People living with type II diabetes and hypertension face an increased risk of bone fractures. An international team of researchers has used the Canadian Light Source (CLS) at the University of Saskatchewan (USask) to identify a potential bone health therapy that could one day alleviate that problem.
The collaboration between the Bone-Muscle Research Center at the University of Texas at Arlington (BMRC-UTA) and the Colleges of Medicine and Kinesiology at USask explored whether hepatocyte growth factor (HGF) could help reduce the fracture risk for people with type II diabetes. Since 50-85 % of diabetic patients live with hypertension, and both conditions are linked to a higher risk of breaks, this population is particularly vulnerable.
Dr. Kamal Awad, research scientist at the BMRC-UTA and first author on the study, said “bones protect our internal organs and allow us to move, thus maintaining a healthy bone is crucial especially for people suffering from diabetes and hypertension”.
This study focused on HGF, which is a naturally occurring molecule that is known to regulate cell growth throughout the body. Awad said it is also “associated with bone regeneration, remodeling, and the balance between osteoblast and osteoclast, but what was unknown is how HGF affects the chemical structure of the bone.”

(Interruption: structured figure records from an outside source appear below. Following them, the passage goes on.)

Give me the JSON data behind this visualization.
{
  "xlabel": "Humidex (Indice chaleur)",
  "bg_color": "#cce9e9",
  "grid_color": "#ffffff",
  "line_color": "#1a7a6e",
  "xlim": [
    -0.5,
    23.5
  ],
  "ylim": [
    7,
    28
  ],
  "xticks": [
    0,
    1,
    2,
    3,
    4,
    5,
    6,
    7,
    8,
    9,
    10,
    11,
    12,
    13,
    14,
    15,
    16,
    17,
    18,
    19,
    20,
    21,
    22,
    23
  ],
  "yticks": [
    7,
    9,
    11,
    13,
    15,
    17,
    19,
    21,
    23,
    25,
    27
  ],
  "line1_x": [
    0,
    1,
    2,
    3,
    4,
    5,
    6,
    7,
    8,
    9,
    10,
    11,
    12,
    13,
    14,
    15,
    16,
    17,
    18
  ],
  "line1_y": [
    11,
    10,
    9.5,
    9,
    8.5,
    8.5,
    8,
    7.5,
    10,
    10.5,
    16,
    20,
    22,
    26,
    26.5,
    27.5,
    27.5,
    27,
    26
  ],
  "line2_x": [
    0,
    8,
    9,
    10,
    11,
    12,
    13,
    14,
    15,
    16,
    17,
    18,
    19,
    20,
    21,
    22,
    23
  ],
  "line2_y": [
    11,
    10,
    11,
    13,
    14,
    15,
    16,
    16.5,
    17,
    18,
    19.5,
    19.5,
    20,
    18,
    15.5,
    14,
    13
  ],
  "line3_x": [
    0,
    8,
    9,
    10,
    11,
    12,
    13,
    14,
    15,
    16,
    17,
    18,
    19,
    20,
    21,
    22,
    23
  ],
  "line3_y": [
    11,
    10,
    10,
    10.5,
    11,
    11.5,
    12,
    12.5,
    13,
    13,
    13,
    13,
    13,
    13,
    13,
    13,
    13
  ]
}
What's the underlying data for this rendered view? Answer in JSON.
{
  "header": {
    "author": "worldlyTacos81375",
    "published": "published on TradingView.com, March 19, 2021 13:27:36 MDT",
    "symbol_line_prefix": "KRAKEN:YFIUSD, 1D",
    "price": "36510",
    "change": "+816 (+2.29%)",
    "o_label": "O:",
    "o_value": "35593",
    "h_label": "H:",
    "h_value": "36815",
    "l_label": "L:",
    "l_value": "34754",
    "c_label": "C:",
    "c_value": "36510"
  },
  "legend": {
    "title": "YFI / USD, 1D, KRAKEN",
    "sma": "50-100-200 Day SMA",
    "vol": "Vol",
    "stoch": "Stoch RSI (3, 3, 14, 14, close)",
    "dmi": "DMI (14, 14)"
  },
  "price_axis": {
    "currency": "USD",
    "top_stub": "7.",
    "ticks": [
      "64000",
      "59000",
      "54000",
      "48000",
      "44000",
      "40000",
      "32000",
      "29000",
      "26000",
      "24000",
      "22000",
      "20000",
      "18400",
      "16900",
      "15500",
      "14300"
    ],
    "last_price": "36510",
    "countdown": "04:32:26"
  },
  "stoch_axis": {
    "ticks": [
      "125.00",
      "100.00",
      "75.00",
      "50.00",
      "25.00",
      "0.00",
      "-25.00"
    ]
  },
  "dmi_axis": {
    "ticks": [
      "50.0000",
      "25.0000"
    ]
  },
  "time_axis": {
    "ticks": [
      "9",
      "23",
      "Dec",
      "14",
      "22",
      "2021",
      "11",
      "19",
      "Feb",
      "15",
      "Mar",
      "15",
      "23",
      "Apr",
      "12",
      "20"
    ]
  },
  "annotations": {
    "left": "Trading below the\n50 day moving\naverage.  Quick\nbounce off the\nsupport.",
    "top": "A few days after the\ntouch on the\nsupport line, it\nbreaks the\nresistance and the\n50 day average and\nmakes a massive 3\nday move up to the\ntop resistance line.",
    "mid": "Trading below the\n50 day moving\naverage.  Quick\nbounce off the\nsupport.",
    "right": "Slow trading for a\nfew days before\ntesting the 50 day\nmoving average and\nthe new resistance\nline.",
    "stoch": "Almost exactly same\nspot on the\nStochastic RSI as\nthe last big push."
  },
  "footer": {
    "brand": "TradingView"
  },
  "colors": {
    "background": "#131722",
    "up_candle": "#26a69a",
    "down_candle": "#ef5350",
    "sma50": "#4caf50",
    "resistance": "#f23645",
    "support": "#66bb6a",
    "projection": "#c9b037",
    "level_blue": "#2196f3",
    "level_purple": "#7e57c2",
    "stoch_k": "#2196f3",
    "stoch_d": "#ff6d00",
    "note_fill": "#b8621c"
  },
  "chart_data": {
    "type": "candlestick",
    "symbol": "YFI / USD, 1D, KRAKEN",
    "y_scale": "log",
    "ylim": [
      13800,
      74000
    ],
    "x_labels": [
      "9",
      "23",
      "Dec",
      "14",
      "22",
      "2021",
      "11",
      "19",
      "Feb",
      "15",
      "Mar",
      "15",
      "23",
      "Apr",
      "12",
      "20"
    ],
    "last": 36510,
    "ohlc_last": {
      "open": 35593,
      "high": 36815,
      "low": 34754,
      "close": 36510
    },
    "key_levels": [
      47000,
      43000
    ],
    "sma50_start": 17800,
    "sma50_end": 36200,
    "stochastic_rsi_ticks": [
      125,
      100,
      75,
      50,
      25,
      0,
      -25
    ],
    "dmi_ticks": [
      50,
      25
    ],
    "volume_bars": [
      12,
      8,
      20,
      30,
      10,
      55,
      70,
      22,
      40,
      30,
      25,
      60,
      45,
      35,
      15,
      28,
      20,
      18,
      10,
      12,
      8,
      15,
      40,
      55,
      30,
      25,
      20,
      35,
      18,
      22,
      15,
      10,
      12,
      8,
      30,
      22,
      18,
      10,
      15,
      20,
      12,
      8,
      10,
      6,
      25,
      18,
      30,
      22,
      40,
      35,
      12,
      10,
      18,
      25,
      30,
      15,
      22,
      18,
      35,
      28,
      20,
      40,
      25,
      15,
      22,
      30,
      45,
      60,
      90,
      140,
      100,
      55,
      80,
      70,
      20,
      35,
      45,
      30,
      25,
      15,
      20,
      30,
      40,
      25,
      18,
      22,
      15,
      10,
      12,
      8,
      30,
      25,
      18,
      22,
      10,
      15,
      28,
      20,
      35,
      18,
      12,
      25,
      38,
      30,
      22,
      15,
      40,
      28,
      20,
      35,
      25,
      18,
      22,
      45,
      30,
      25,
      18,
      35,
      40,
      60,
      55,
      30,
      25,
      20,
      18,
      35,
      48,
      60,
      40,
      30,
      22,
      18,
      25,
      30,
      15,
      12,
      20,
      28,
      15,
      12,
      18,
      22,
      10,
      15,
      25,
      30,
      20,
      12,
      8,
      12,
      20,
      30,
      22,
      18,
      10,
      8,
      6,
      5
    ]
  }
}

Natasha Boyes, a PhD candidate specializing in cardiovascular disease in the College of Kinesiology at USask and first co-author, is interested in the whole-body effects of cardiovascular disease, and explained remodeling as a change process bones undergo throughout a person’s life.
“Most people think bone should be hard,” she said, “but hard bone can be very brittle. What you want is bone with the right architecture, and bone is always changing. Any stimulus can cause bone to adjust its structure. For example, if you’re a runner, your bones will change and adapt to better cope with the pounding (biomechanical stress). That’s remodeling.”
To explore how HGF might improve bone health, the researchers did site-specific injections of HGF on diabetic hypertensive rats, then used spectroscopy at the CLS to study the bone chemical structure with a focus on calcium and phosphorous. The team utilized the facility’s specialized SGM, VLS-PGM, and SXRMB beamline facilities for this analysis.
The results of the study, published in the Journal of Materials Research, showed increases in soluble phosphate in the treated bones. This change indicates that HGF may stimulate the bone into a remodeling phase in response to the detrimental effects of diabetes, hypertension, and the drugs used in treatment.
Awad said synchrotron techniques are critical to understanding the exact chemical structure or the coordination of the calcium and phosphate in bones, but further research is required. Dr. Venu Varanasi, lead corresponding author, indicated that his team is expanding the collaboration with the USask team lead by Dr. Corey Tomczak to investigate what exactly what HGF does in bone remodeling and how to fine tune its effects as a potential therapy.
For both Boyes and Awad, the long-term goal is to develop a therapy to reduce bone fracture risk, especially in people with type II diabetes and hypertension. Awad added future HGF therapies may also have a role to play in speeding up the healing process after procedures like bone grafts.